Die konservative britische Presse reagiert erfreut auf die Probleme bei der politischen Konkurrenz. So schreibt etwa der «Daily Telegraph», Starmer erlebe gerade die grösste Rebellion in seiner ganzen Karriere. Allerdings: «Das ist für die Tories natürlich auch eine willkommene Ablenkung von den politischen Dramen, die ihr Premierminister Rishi Sunak gerade selber durchlebt», sagt SRF-Korrespondent Patrik Wülser in London.

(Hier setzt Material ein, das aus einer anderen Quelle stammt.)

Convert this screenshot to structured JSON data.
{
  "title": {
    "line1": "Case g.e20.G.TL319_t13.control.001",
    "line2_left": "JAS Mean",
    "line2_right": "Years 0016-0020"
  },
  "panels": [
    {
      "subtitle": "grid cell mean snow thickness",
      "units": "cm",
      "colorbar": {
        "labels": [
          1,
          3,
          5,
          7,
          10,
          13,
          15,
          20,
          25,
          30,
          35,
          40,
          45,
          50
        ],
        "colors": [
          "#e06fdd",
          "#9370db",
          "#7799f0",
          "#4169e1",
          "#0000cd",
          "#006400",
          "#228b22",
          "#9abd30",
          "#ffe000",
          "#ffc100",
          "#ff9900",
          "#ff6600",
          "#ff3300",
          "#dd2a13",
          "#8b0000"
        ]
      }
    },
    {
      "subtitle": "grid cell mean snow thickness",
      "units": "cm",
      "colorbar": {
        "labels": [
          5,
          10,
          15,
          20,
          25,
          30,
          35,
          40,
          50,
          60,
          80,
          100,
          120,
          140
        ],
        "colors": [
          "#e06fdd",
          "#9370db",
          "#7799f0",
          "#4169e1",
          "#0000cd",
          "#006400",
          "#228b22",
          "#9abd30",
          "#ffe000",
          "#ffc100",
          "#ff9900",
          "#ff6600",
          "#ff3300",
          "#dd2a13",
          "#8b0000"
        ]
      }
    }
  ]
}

Starmers Rolle: Seit Monaten befindet sich die Labour-Partei im Umfragehoch, Starmer wird schon als nächster Premierminister gesehen. Deshalb positioniert sich der Labour-Chef nicht mehr bloss als Oppositionsführer, sondern längst als nächster Premierminister, der sich auch aussenpolitisch prominent äussert. Zudem versucht Starmer, sich auch gegenüber den USA ins rechte Licht zu rücken. Doch: «Diese Gesten kollidieren derzeit ziemlich frontal mit den humanitären Anliegen der Parteibasis», stellt SRF-Korrespondent Patrik Wülser fest.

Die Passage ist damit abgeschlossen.